The cruelty may be mental or physical, intentional or unintentional. If it is physical it is a question of fact and degree. If it is mental, the enquiry must begin as to the nature of the cruel treatment and then as to the impact of such treatment on the mind of the spouse. Whether it caused reasonable apprehension that it would be harmful or injurious to live with the other, ultimately, is a matter of inference to be drawn by taking into account the nature of the conduct and its effect on the complaining spouse, Shobha Rani v. Madhukar Reddi, (1988) 1 SCC 105: 1988 SCC (Cri) 60.
Cruelty can be said to be an act committed with the intention to cause sufferings to the opposite party, G.V.N. Kameswara Rao v.
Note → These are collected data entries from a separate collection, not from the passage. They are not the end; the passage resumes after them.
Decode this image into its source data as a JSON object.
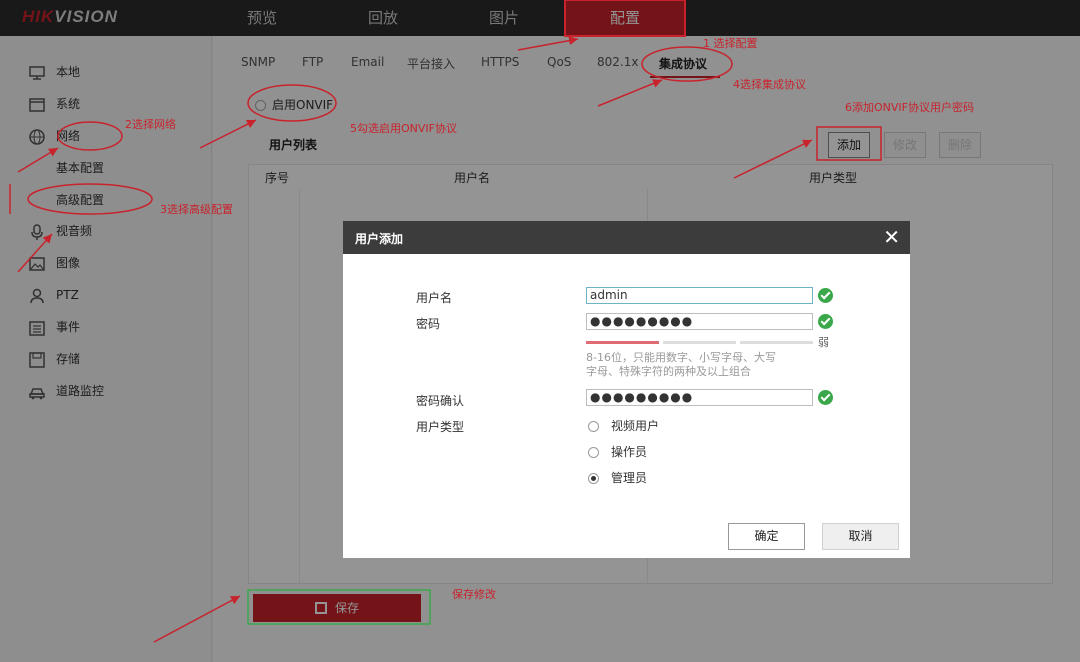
{
  "logo": {
    "part1": "HIK",
    "part2": "VISION"
  },
  "nav": [
    "预览",
    "回放",
    "图片",
    "配置"
  ],
  "sidebar": {
    "items": [
      {
        "label": "本地",
        "icon": "monitor-icon"
      },
      {
        "label": "系统",
        "icon": "window-icon"
      },
      {
        "label": "网络",
        "icon": "globe-icon"
      },
      {
        "label": "视音频",
        "icon": "microphone-icon"
      },
      {
        "label": "图像",
        "icon": "image-icon"
      },
      {
        "label": "PTZ",
        "icon": "person-icon"
      },
      {
        "label": "事件",
        "icon": "calendar-icon"
      },
      {
        "label": "存储",
        "icon": "disk-icon"
      },
      {
        "label": "道路监控",
        "icon": "car-icon"
      }
    ],
    "sub": [
      "基本配置",
      "高级配置"
    ]
  },
  "tabs": [
    "SNMP",
    "FTP",
    "Email",
    "平台接入",
    "HTTPS",
    "QoS",
    "802.1x",
    "集成协议"
  ],
  "onvif": {
    "label": "启用ONVIF"
  },
  "userlist": {
    "title": "用户列表",
    "buttons": [
      "添加",
      "修改",
      "删除"
    ],
    "headers": [
      "序号",
      "用户名",
      "用户类型"
    ]
  },
  "save": {
    "label": "保存"
  },
  "dialog": {
    "title": "用户添加",
    "close": "✕",
    "username_label": "用户名",
    "username_value": "admin",
    "password_label": "密码",
    "password_value": "●●●●●●●●●",
    "strength": "弱",
    "hint": "8-16位，只能用数字、小写字母、大写字母、特殊字符的两种及以上组合",
    "confirm_label": "密码确认",
    "confirm_value": "●●●●●●●●●",
    "usertype_label": "用户类型",
    "usertype_options": [
      "视频用户",
      "操作员",
      "管理员"
    ],
    "usertype_selected": "管理员",
    "ok": "确定",
    "cancel": "取消"
  },
  "annotations": {
    "a1": "1 选择配置",
    "a2": "2选择网络",
    "a3": "3选择高级配置",
    "a4": "4选择集成协议",
    "a5": "5勾选启用ONVIF协议",
    "a6": "6添加ONVIF协议用户密码",
    "a7": "保存修改"
  },
  "colors": {
    "brand": "#c8232c",
    "topbar": "#2b2b2b",
    "success": "#3aa84a",
    "dialog_header": "#3c3c3c"
  }
}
G. Jabilli, (2002) 2 SCC 296.
“Cruelty” under Section 498-A of Indian Penal Code, 1860
“Cruelty” under Section 498-A of Indian Penal Code, 1860 means any wilful conduct which is of such nature as is likely to drive a woman to commit suicide or to cause grave injury or danger to her life or person. Further held, such wilful conduct should be of such nature as would provoke a person of common prudence to commit suicide, Nachhattar Singh v. State of Punjab, (2011) 11 SCC 542: (2011) 3 SCC (Cri) 400.
Cruelty can either be mental or physical. It cannot be put into straitjacket formula because it is a relative term. What constitutes cruelty for one person may not constitute cruelty for another, G.V. Siddaramesh v. State of Karnataka, (2010) 3 SCC 152: (2010) 2 SCC (Cri) 19.
Cruelty includes both physical and mental cruelty for the purpose of Section 498-A IPC. Mental cruelty, of course, varies from person to person, depending upon the intensity and the degree of endurance, some may meet with courage and some others suffer in silence, to some it may be unbearable and a weak person may think of ending one’s life, Pinakin Mahipatray Rawal v. State of Gujarat, (2013) 10 SCC 48: (2013) 3 SCC (Cri) 801: (2013) 4 SCC (Civ) 616.
Cruelty or harassment differs from case to case. It relates to mindset of people which varies from person to person. Cruelty can be mental or it can be physical. Mental cruelty is also of different shades. It can be verbal or emotional like insulting or ridiculing or humiliating a woman. It can be giving threats of injury to her or her near and dear ones. It can be depriving her of economic resources or essential amenities of life. It can be putting restraints on her movements. It can be not allowing her to talk to outside world. Physical cruelty could be actual beating or causing pain and harm to the person of a woman. Every such instance of cruelty and related harassment has a different impact on mind of a woman, Surinder Singh v. State of Haryana, (2014) 4 SCC 129.